The first Elizabeth Taylor movie I ever saw was WHO'S AFRAID OF VIRGINIA WOOLF? I was sixteen and it shocked me. There was a tremendous amount of publicity surrounding the making of the movie and after it opened. I recall big spreads in Look and Life magazines. I was too young to appreciate its very adult themes. But I was far more interested in Richard Burton's performance than I was of Elizbeth's. It seemed to be very one note. And whenever her voice rose, it lacked dimension. As a friend later put it, Mike Nichols got a very good performance out of her, but imagine what it might have been in the hands of a great actress. Elizabeth Taylor's voice never worked for me, and it kept me from enjoying many of her performances. I liked her work a lot in CAT ON A HOT TIN ROOF and GIANT. Good as her work is in A PLACE IN THE SUN, Shelley Winters is the performance you remember. My favorite movie of hers is Franco Zeffirelli's sumptuous THE TAMING OF THE SHREW. Taylor made few comedies, but she had a flair for the genre. The VIPs was laughable and both Maggie Smith and Margaret Rutherford steal the movie from Elizabeth and Richard. He's better than she is. The scenes with Louis Jordan are embarrassingly comedic in their silliness.

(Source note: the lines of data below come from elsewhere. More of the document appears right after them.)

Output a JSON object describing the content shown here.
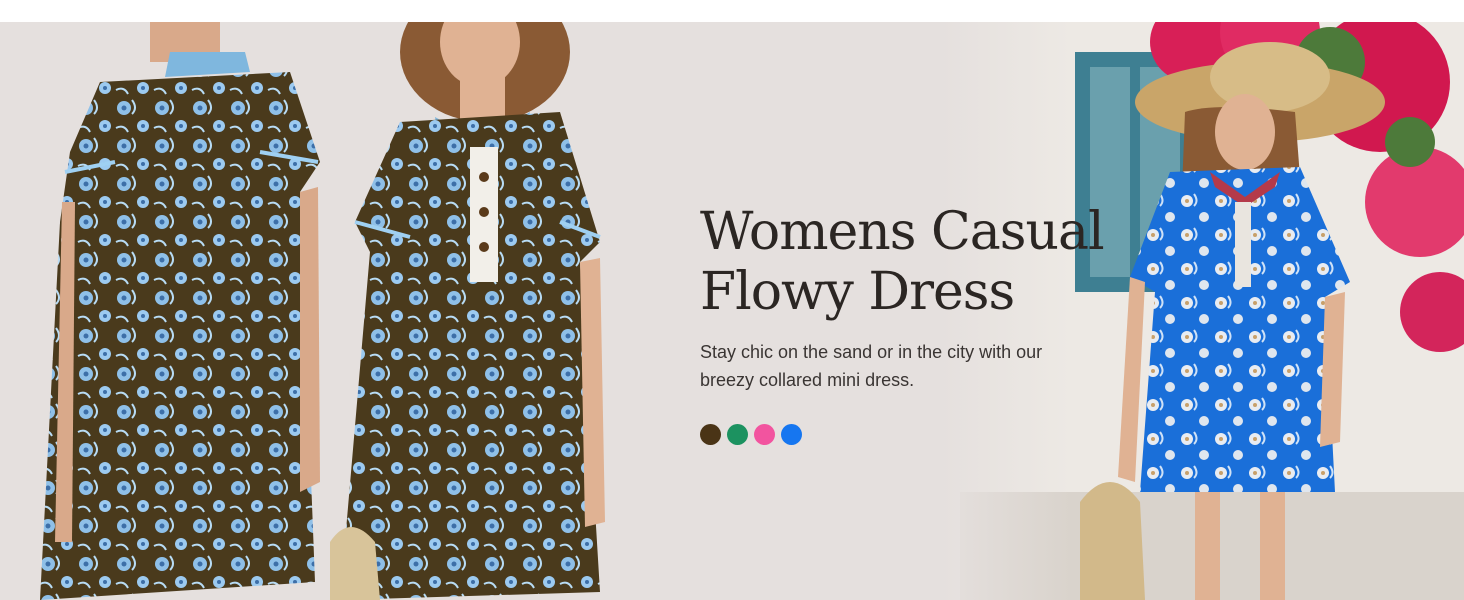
{
  "hero": {
    "headline_line1": "Womens Casual",
    "headline_line2": "Flowy Dress",
    "description": "Stay chic on the sand or in the city with our breezy collared mini dress."
  },
  "colors": {
    "background": "#e5e0de",
    "text": "#2b2623",
    "dress_brown": "#4a3a1c",
    "flower_blue": "#8fc0e8",
    "dress_blue": "#1a6fd9"
  },
  "swatches": [
    {
      "name": "brown",
      "color": "#4a3416"
    },
    {
      "name": "green",
      "color": "#1c9260"
    },
    {
      "name": "pink",
      "color": "#f2549f"
    },
    {
      "name": "blue",
      "color": "#1676f0"
    }
  ],
  "photos": [
    {
      "name": "model-back-view",
      "icon": "dress-back-photo"
    },
    {
      "name": "model-front-view",
      "icon": "dress-front-photo"
    },
    {
      "name": "model-outdoor-blue",
      "icon": "dress-outdoor-photo"
    }
  ]
}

I missed many of her movies of the 60s: THE SAND PIPER, THE COMEDIANS, BOOM!, HAMMERSMITH IS OUT, X Y AND ZEE, ASH WEDNESDAY, THE ONLY GAME IN TOWN. I did seem REFLECTIONS IN A GOLDEN EYE, a movie that made no impact on me whatsoever. I do remember her hilariously funny, late-in-the-day turn in THE MIRROR CRACK'D ("Wrinkle, wrinkle, go away," her character said to her mirror. 'Reappear on Doris Day," she finished with mock maliciousness that was truly hilarious). I preferred the more natural charms of Audrey Hepburn, Sophia Loren and Doris Day. Still, there were those gorgeous eyes, the pale skin and all that dark hair to make you overlook her less than brilliant acting. She was a mesmerizing screen presence.

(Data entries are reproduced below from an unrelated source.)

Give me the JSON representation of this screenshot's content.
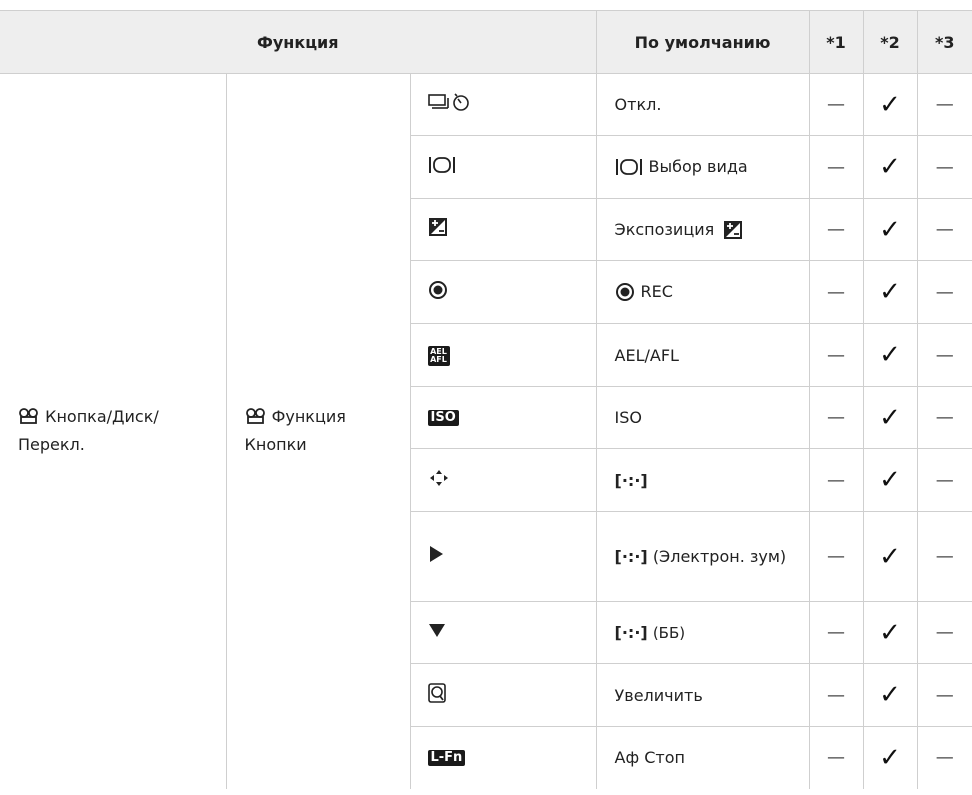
{
  "header": {
    "function": "Функция",
    "default": "По умолчанию",
    "col1": "*1",
    "col2": "*2",
    "col3": "*3"
  },
  "group": {
    "level1": "Кнопка/Диск/ Перекл.",
    "level2": "Функция Кнопки",
    "movie_icon": "movie-mode-icon"
  },
  "rows": [
    {
      "icon": "drive-self-timer-icon",
      "default": "Откл.",
      "c1": "—",
      "c2": "✓",
      "c3": "—"
    },
    {
      "icon": "view-selection-icon",
      "default": "Выбор вида",
      "c1": "—",
      "c2": "✓",
      "c3": "—"
    },
    {
      "icon": "exposure-compensation-icon",
      "default": "Экспозиция",
      "c1": "—",
      "c2": "✓",
      "c3": "—"
    },
    {
      "icon": "record-icon",
      "default": "REC",
      "c1": "—",
      "c2": "✓",
      "c3": "—"
    },
    {
      "icon": "ael-afl-icon",
      "default": "AEL/AFL",
      "c1": "—",
      "c2": "✓",
      "c3": "—"
    },
    {
      "icon": "iso-icon",
      "default": "ISO",
      "c1": "—",
      "c2": "✓",
      "c3": "—"
    },
    {
      "icon": "arrow-pad-icon",
      "default": "[·:·]",
      "c1": "—",
      "c2": "✓",
      "c3": "—"
    },
    {
      "icon": "play-triangle-icon",
      "default": "(Электрон. зум)",
      "c1": "—",
      "c2": "✓",
      "c3": "—"
    },
    {
      "icon": "down-triangle-icon",
      "default": "(ББ)",
      "c1": "—",
      "c2": "✓",
      "c3": "—"
    },
    {
      "icon": "magnify-icon",
      "default": "Увеличить",
      "c1": "—",
      "c2": "✓",
      "c3": "—"
    },
    {
      "icon": "l-fn-icon",
      "default": "Аф Стоп",
      "c1": "—",
      "c2": "✓",
      "c3": "—"
    }
  ],
  "badges": {
    "ael": "AEL AFL",
    "iso": "ISO",
    "lfn": "L-Fn"
  },
  "frame_glyph": "[·:·]"
}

It's been fourteen years since the death of Princess Diana, and while many famous people have died in the intervening years, including Michael Jackson, I think it's a pretty safe bet that Elizabeth Taylor's passing, while not as shocking, registers just as hugely with the public.

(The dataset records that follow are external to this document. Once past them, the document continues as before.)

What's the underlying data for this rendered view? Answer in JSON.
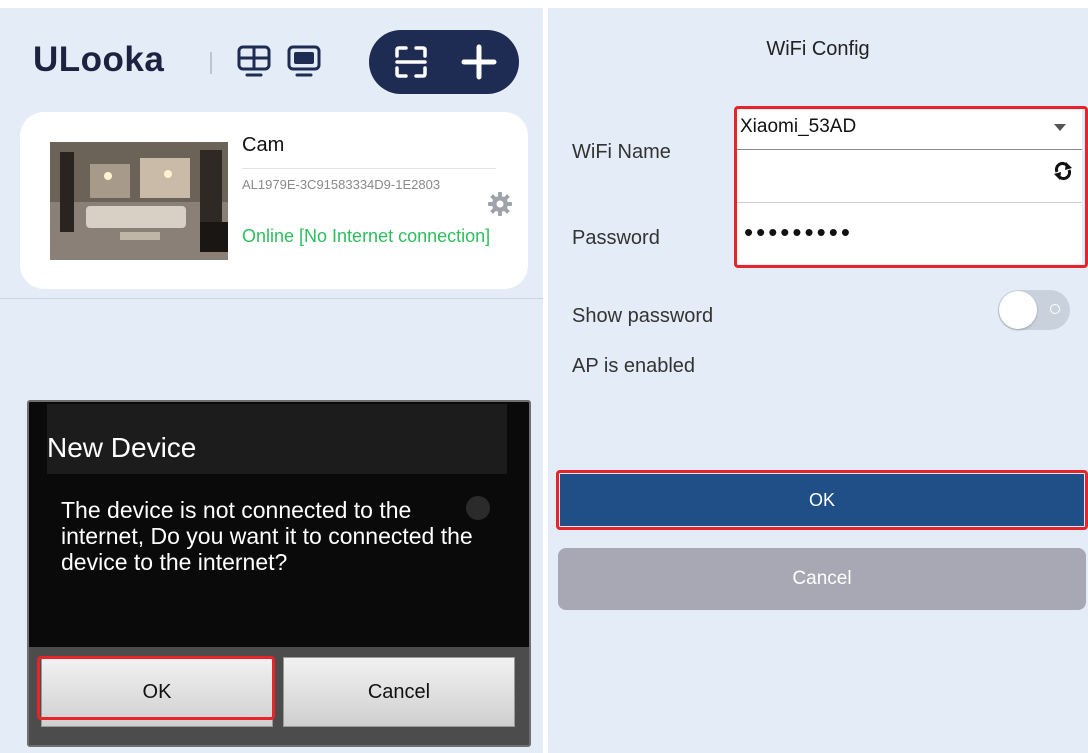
{
  "left": {
    "app_title": "ULooka",
    "header_icons": [
      "grid-view-icon",
      "monitor-icon",
      "scan-icon",
      "add-icon"
    ],
    "device_card": {
      "name": "Cam",
      "device_id": "AL1979E-3C91583334D9-1E2803",
      "status": "Online [No Internet connection]",
      "status_color": "#2cbf5b"
    },
    "dialog": {
      "title": "New Device",
      "message": "The device is not connected to the internet, Do you want it to connected the device to the internet?",
      "ok_label": "OK",
      "cancel_label": "Cancel"
    }
  },
  "right": {
    "title": "WiFi Config",
    "wifi_name_label": "WiFi Name",
    "wifi_name_value": "Xiaomi_53AD",
    "password_label": "Password",
    "password_value": "•••••••••",
    "show_password_label": "Show password",
    "show_password_on": false,
    "ap_status": "AP is enabled",
    "ok_label": "OK",
    "cancel_label": "Cancel"
  },
  "colors": {
    "background": "#e3ecf7",
    "pill": "#1e2b52",
    "primary_button": "#1f4f86",
    "secondary_button": "#a7a8b4",
    "highlight": "#e8232a"
  }
}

Throughout her life, Elizabeth Taylor never seemed to lose her hold on our imaginations. Even in the midst of one of the most polarizing love affairs of all time, Elizabeth Taylor provided fascination. All of her great contemporaries are gone, save Sophia Loren and Doris Day (two stars who has managed to keep the affection of their large fan bases). Few of the stories I've read since she died, mention that she was made a Dame of the British Empire by Queen Elizabeth II. But we know Elizabeth Taylor was one of the great Dames of modern times. She will be missed.